Figure 1 shows two triangles. Triangle ABC is similar to triangle A1B1C1. And the adjacent sides are proportional, that is, AB is related to A1B1 in the same way that AC is related to A1C1. It is from these two conditions that the similarity of triangles follows.
Figure 2 shows lines a and b secant to c. This creates 8 corners. Angles 1 and 5 are corresponding, if the lines are parallel, then the corresponding angles are equal, and vice versa. 
In figure 3, M is the middle of AB and N is the middle of AC, BC is the base. The segment MN is called the midline of the triangle. The theorem itself says - The median line of a triangle is parallel to the base and equal to half of it.
In order to prove that MN is the midline of a triangle, we need the second similarity test for triangles and the parallelism test for lines.
Triangle AMN is similar to triangle ABC in the second way.
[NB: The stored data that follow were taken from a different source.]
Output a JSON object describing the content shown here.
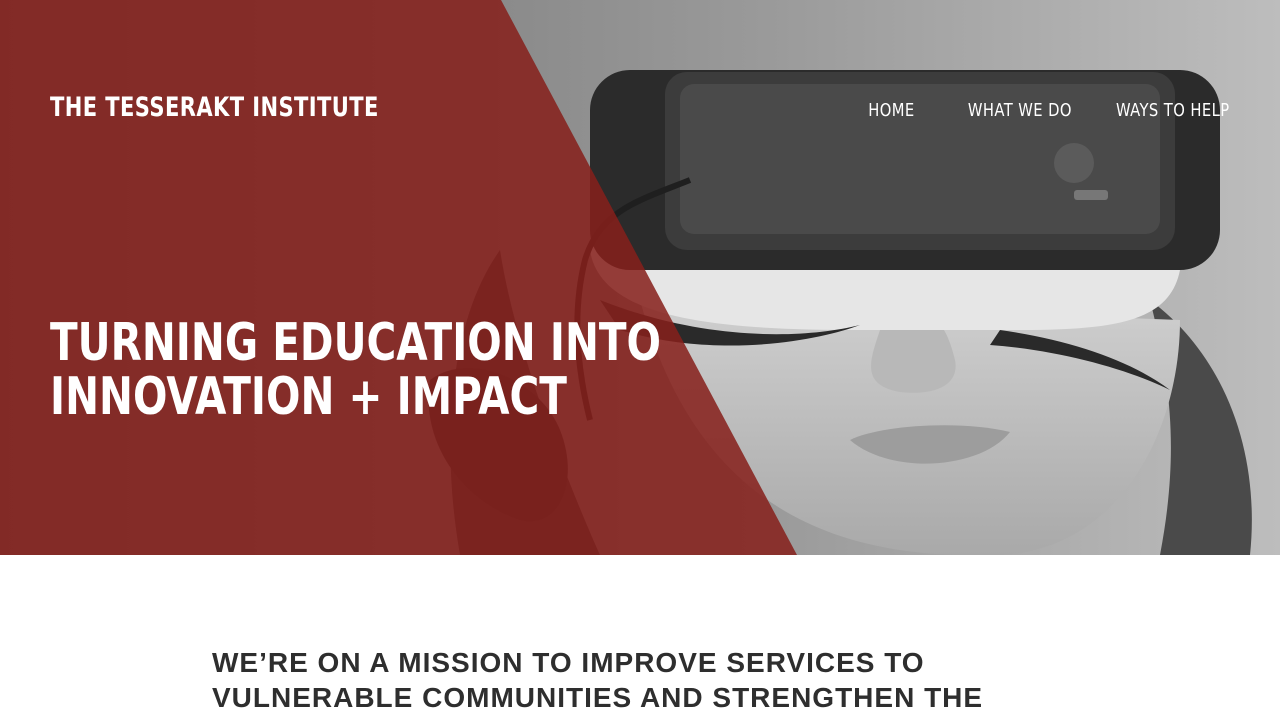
{
  "brand": {
    "logo_text": "THE TESSERAKT INSTITUTE"
  },
  "nav": {
    "items": [
      {
        "label": "HOME"
      },
      {
        "label": "WHAT WE DO"
      },
      {
        "label": "WAYS TO HELP"
      }
    ]
  },
  "hero": {
    "headline_line1": "TURNING EDUCATION INTO",
    "headline_line2": "INNOVATION + IMPACT",
    "image_icon": "vr-headset-photo"
  },
  "mission": {
    "line1": "WE’RE ON A MISSION TO IMPROVE SERVICES TO",
    "line2": "VULNERABLE COMMUNITIES AND STRENGTHEN THE"
  },
  "colors": {
    "brand_red": "#861f1b",
    "text_dark": "#2e2e2e",
    "white": "#ffffff"
  }
}
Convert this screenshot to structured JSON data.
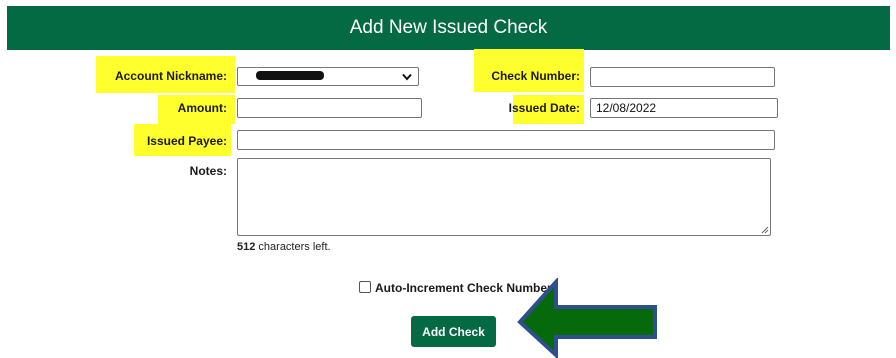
{
  "header": {
    "title": "Add New Issued Check"
  },
  "form": {
    "account_nickname_label": "Account Nickname:",
    "check_number_label": "Check Number:",
    "check_number_value": "",
    "amount_label": "Amount:",
    "amount_value": "",
    "issued_date_label": "Issued Date:",
    "issued_date_value": "12/08/2022",
    "issued_payee_label": "Issued Payee:",
    "issued_payee_value": "",
    "notes_label": "Notes:",
    "notes_value": "",
    "chars_left_count": "512",
    "chars_left_text": " characters left.",
    "auto_increment_label": "Auto-Increment Check Number",
    "auto_increment_checked": false,
    "submit_label": "Add Check"
  },
  "colors": {
    "brand_green": "#046a43",
    "highlight_yellow": "#ffff2e",
    "arrow_fill": "#066a0d",
    "arrow_outline": "#2f4f8a"
  }
}
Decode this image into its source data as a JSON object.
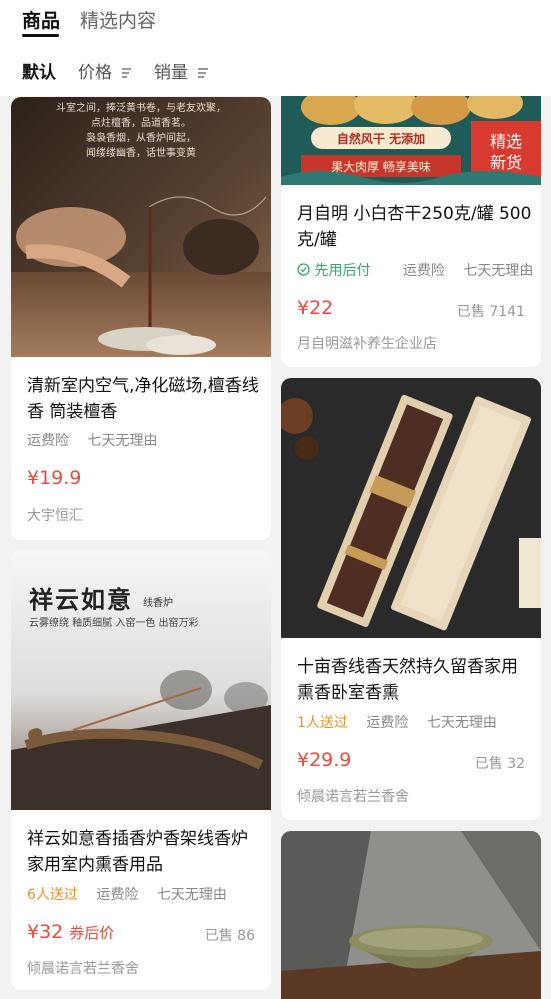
{
  "tabs": [
    {
      "label": "商品",
      "active": true
    },
    {
      "label": "精选内容",
      "active": false
    }
  ],
  "sorts": [
    {
      "label": "默认",
      "active": true
    },
    {
      "label": "价格",
      "icon": "sort-icon"
    },
    {
      "label": "销量",
      "icon": "sort-icon"
    }
  ],
  "products": {
    "incense": {
      "img_caption": [
        "斗室之间，捧泛黄书卷，与老友欢聚，",
        "点炷檀香，品道香茗。",
        "袅袅香烟，从香炉间起，",
        "闻缕缕幽香，话世事变黄"
      ],
      "title": "清新室内空气,净化磁场,檀香线香 筒装檀香",
      "tags": [
        "运费险",
        "七天无理由"
      ],
      "price": "¥19.9",
      "shop": "大宇恒汇"
    },
    "apricot": {
      "img_badge_top": "自然风干 无添加",
      "img_badge_bottom": "果大肉厚 畅享美味",
      "img_corner": [
        "精选",
        "新货"
      ],
      "title": "月自明 小白杏干250克/罐 500克/罐",
      "tags_green": "先用后付",
      "tags": [
        "运费险",
        "七天无理由"
      ],
      "price": "¥22",
      "sold": "已售 7141",
      "shop": "月自明滋补养生企业店"
    },
    "xiangyun": {
      "img_title": "祥云如意",
      "img_subtitle": "线香炉",
      "img_slogan": "云雾缭绕 釉质细腻 入窑一色 出窑万彩",
      "title": "祥云如意香插香炉香架线香炉家用室内熏香用品",
      "tags_orange": "6人送过",
      "tags": [
        "运费险",
        "七天无理由"
      ],
      "price": "¥32",
      "coupon": "券后价",
      "sold": "已售 86",
      "shop": "倾晨诺言若兰香舍"
    },
    "shimu": {
      "title": "十亩香线香天然持久留香家用熏香卧室香熏",
      "tags_orange": "1人送过",
      "tags": [
        "运费险",
        "七天无理由"
      ],
      "price": "¥29.9",
      "sold": "已售 32",
      "shop": "倾晨诺言若兰香舍"
    }
  }
}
In similar triangles, the corresponding angles are equal, angle 1 is equal to angle 2, and these angles are corresponding at the intersection of two lines of a secant, therefore, the lines are parallel, MN is parallel to BC. Angle A overall, AM/AB = AN/AC = ½
The similarity coefficient of these triangles is ½, which means that ½ = MN/BC, MN = ½ BC 
So we found the middle line of the triangle, and proved the theorem on the middle line of the triangle, if you still do not understand how to find the middle line, watch the video below.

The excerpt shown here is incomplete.